Director Eli Roth’s newest film is an example of a genre that is a decade past its prime. Like its fellow children’s adventure novel adaptations The Chronicles of Narnia, The Golden Compass, and Bridge to Terabithia, The House with a Clock in Its Walls is a film that will easily win over children, but requires patience from adults who have seen films like this several times over: the children’s adaptation that worked so beautifully on the page, but falls a bit flat on screen.
Recently-orphaned Lewis Barnavelt (Owen Vaccaro) goes to live with his warlock uncle Jonathan (Jack Black) in the eponymous house, which once belonged to an evil warlock (Kyle MacLachlan) who concealed a clock within the walls that is counting down to the end of the world. Lewis, Jonathan, and witch neighbor Florence Zimmerman (Cate Blanchett) must find the clock and stop it before the universe unravels.
Lewis is the weird kid at his new school, comfortable with his ever-present goggles and dictionaries, yet also desperate to be liked…when the script remembers this character trait. Vaccaro is earnest, but the screenplay’s eventual pitfalls lead to Vaccaro’s as well. On the other hand, Jack Black and Cate Blanchett are the best part of the film. Jack Black plays a stereotypical fun-loving uncle, similar to his role in Nacho Libre, and imbues Jonathan with genuine caring that makes his relationship with his nephew convincing. His status as an outcast—in 1955 Michigan, he wears an embroidered kimono to the train station—creates a heartwarming theme of found family that carries through for all the characters, though it eventually feels a bit forced. For once, Cate Blanchett wasn’t immediately recognizable as herself in this role. She plays Florence as stern yet friendly, searching for meaning in her life after an unknown tragedy blocked her magic. Blanchett has a poignant role that, in a different film, would have been further explored. Florence’s open acknowledgment that she and Jonathan are solely platonic friends and not “kissy-faced” is a refreshing statement to hear from adults in a children’s film. Men and women can be friends without that pesky sexual tension getting in the way. The film doesn’t linger on this point, but wisely chooses to let it stand as is. Jonathan and Florence’s friendly banter is charming, and serves as light comedy in otherwise tense scenes.
Roth, mostly known for gore and horror ventures such as 2005’s Hostel, fairly successfully tries his hand at a family-friendly film. The House…, based on the 1973 novel by John Bellairs, manages to entertain, despite also falling victim to the curse of movie mediocrity. The film veers between sentiment and action, with little in between. Oh, wait, actually, there’s plenty of room in there for poop jokes. Those never get old, especially since the film is aiming for cheaply-won laughter. The sentimental side of the film does occasionally feel cheesy. For example, there’s a scene where Jonathan is revived after passing out that mimics sitcom humor. The action scenes are loud, garish, and long. Eventually, you start wishing the CGI pumpkins would win the day, if only so the movie would progress.

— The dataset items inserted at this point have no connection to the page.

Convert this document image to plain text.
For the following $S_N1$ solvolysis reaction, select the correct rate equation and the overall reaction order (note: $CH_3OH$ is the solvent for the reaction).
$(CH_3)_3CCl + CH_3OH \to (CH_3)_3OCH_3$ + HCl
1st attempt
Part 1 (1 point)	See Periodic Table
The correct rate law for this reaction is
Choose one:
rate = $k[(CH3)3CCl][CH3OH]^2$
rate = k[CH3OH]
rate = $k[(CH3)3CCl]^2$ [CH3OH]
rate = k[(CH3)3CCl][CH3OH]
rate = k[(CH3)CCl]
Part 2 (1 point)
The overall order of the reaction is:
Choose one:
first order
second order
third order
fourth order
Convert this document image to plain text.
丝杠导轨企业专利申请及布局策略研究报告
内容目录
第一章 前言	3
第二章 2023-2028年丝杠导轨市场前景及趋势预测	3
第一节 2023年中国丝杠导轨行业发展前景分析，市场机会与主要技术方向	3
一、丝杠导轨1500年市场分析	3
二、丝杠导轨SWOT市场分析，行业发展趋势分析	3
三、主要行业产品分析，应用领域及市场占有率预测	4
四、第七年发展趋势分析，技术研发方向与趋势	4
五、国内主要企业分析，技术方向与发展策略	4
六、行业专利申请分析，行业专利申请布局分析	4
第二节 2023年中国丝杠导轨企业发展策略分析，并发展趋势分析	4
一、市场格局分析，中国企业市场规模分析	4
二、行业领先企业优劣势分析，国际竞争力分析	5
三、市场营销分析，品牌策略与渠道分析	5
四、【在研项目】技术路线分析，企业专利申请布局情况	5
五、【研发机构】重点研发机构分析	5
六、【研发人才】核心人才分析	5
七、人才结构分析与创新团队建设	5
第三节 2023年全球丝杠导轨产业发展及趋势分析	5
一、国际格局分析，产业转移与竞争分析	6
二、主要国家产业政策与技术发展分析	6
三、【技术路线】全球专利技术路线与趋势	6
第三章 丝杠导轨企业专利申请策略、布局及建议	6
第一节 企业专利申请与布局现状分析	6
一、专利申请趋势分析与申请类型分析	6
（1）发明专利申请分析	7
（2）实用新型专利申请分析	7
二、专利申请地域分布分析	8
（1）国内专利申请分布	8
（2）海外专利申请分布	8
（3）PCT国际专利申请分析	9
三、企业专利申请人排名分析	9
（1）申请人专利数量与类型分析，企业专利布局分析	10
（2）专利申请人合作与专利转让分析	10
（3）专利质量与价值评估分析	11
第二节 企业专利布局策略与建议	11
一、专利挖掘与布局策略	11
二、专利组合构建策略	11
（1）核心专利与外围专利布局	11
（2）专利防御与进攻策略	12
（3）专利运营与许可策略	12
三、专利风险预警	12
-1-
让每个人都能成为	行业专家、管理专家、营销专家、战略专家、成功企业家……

MacLachlan does the best he can with villainous Isaac Izzard, whose character and evil plan are conventional for children’s adventure adaptations. His acting is sufficiently creepy for the role, and it’s a shame he isn’t in the film more. Also, hearty applause to the makeup department for Izzard’s undead appearance: he’s overly pale, with cracking skin, and the blood vessels in his eyes have ruptured.
As the film progresses, the horror elements come into play, and unfortunately the acting suffers under the farcical demands of the screenplay. Roth limits these elements to minor jump scares, creepy puppets and robots, and fights with exploding pumpkins, which fits the kid-friendly audience. However, the characters treat this all so seriously that it starts to be funny, even edging on the ridiculous. Lewis repeatedly screams for Jonathan during a battle with attacking books, and there’s a disconnect between the terror he’s feeling and what is actually happening. The horror doesn’t feel real.
The screenplay and cinematography, however, draw you in immediately, especially the opening narration from Jonathan, in which he takes charge of Lewis via letter, kickstarting the plot in the process as he sends his nephew a bus ticket and two silver dollars. The camera pans over the items, placing the chocolate chip cookies in the corner of the frame just as Jonathan apologizes for the chocolate smear on the letter. It’s a funny moment in a sad opening. The film continues in this vein, as the central mystery of finding the clock balances out with humorous, mundane moments as Lewis learns how to be a warlock from Jonathan and tries to make friends at school.
The House with a Clock in its Walls, though a bit late in terms of its genre’s popularity, works well enough with what is is given. Owen Vaccaro shows promise, though Jack Black and Cate Blanchett are the ones truly holding doomsday back.